I learned as we approached a pedestrian crossing - if there were any pedestrians crossing - to slap her round the back of the head.
She would bring the ancient VW to a stop only a foot or two after the stripey bits, giving the pedestrians plenty of time to leap out of the way.
In those days, we could tell an inquiring police officer, "Officer, we have had but one carafe of wine between us and she the driver has drank only a glass of it" and be waved on our way.
None of that "the Leith police dismisseth us", just knowing the word "carafe" was the shibboleth of the Sheventies.
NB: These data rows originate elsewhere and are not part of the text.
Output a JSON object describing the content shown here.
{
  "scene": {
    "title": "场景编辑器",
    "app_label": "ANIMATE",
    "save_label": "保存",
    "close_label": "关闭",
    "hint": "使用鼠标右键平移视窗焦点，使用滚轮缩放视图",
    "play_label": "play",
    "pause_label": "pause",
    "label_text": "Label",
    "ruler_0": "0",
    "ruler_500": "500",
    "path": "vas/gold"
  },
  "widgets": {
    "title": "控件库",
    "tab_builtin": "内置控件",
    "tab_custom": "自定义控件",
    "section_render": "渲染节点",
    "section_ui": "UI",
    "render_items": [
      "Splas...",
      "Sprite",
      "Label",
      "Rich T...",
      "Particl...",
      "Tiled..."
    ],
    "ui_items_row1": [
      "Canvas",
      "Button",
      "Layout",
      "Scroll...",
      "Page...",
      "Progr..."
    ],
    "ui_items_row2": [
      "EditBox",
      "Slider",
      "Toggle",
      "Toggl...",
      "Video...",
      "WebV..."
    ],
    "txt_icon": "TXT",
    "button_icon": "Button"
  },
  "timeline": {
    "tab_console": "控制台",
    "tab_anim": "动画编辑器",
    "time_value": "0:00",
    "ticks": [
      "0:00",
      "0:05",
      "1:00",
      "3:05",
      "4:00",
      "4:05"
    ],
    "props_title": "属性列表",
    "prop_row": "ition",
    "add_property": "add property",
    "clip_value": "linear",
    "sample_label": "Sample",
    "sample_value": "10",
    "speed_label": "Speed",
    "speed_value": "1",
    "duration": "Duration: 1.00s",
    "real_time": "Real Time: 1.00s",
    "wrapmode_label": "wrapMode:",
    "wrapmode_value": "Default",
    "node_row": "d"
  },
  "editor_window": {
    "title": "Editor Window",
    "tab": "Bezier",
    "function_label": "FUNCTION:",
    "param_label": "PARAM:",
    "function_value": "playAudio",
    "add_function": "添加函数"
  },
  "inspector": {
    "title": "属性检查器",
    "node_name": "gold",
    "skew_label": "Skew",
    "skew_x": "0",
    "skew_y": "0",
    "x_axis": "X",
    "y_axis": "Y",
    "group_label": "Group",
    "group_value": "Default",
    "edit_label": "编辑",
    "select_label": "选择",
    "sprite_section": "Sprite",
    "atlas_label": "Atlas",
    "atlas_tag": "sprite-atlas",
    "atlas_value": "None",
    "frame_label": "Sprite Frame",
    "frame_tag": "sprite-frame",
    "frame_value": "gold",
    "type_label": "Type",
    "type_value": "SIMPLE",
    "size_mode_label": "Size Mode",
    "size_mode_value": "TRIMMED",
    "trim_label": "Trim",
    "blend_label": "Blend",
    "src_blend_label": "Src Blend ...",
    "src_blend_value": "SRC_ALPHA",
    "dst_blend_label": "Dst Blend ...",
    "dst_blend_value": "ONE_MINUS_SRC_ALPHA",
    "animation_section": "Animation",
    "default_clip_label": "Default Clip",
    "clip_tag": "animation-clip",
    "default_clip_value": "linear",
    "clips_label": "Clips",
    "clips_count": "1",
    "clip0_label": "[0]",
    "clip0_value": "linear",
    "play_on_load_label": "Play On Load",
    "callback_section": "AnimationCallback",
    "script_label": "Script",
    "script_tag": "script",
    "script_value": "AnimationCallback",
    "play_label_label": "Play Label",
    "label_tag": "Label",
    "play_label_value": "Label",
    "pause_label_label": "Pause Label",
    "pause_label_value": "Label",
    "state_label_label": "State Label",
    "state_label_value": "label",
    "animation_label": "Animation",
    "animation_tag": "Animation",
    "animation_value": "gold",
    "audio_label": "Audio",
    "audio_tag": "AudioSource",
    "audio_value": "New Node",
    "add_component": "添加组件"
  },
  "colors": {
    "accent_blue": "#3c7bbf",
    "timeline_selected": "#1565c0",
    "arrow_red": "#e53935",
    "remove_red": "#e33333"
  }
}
Ah those first footloose and fancy free driving lessons on the local motorway, trying to coax a rusty Nazi sardine can up to 120 mph (here's the science: momentum + 2 btl Blue Nun + 3 btl Bull's Blood + some Nepalese resin), knowing that the non-self-sealing petrol tank (the Nazis never really got the hang of petrol tanks) was only a paper-thin sheet of oxidised iron away from and directly in front of the driver, viz myself.
Better in an emergency to steer left and try to shear off the off and passenger side, rather than risk immolation.
Officer: Are you sure you said "giraffe", Sir?
Self: Panache. Calabash. Caran d'Ache. My girlfriend who as you see is not driving has drank most of it.
Officer: Close enough, Sir, and time to be making your way home.
I last saw Cathy a quarter of a century ago, in Soho, where she was evidently making as bad a fist of prostitution as she had of primary-school teaching.
4 comments:
Those were the days! One could get tanked up and drive one's ancient van with no brakes and five fellow drunken students in the back around Bristol and never kill anyone because they hadn't ruined things by telling you it was dangerous. We often sprinkled asbestos on our cereal, that was perfectly safe in them days too.
You should write a movie of this. Although I'm torn as to whether it would work better as a silent picture or some drippy thing starring Ethan Hawke. I, spring chicken that I am, cannot recall the days when we could drive drunk - which is why I live a mere block from my favorite bar.
Lets start a campaign.
BRING BACK THE BUBBLE CAR
I could certainly make a tragi-comic fillum of most of my life, as could all of us, I suspect. And silent, no talking or singing for the most part.
But - bring back the Bubble car? I think the originals were made out of ex-Luftwaffe bomb trolleys (engine & chassis) with an Me109 cockpit canopy stuck on top.
That sounds cool. Bring back the bubble car. I learned not to drive in a rusty orange Beetle, and managed to avoid a prison sentence.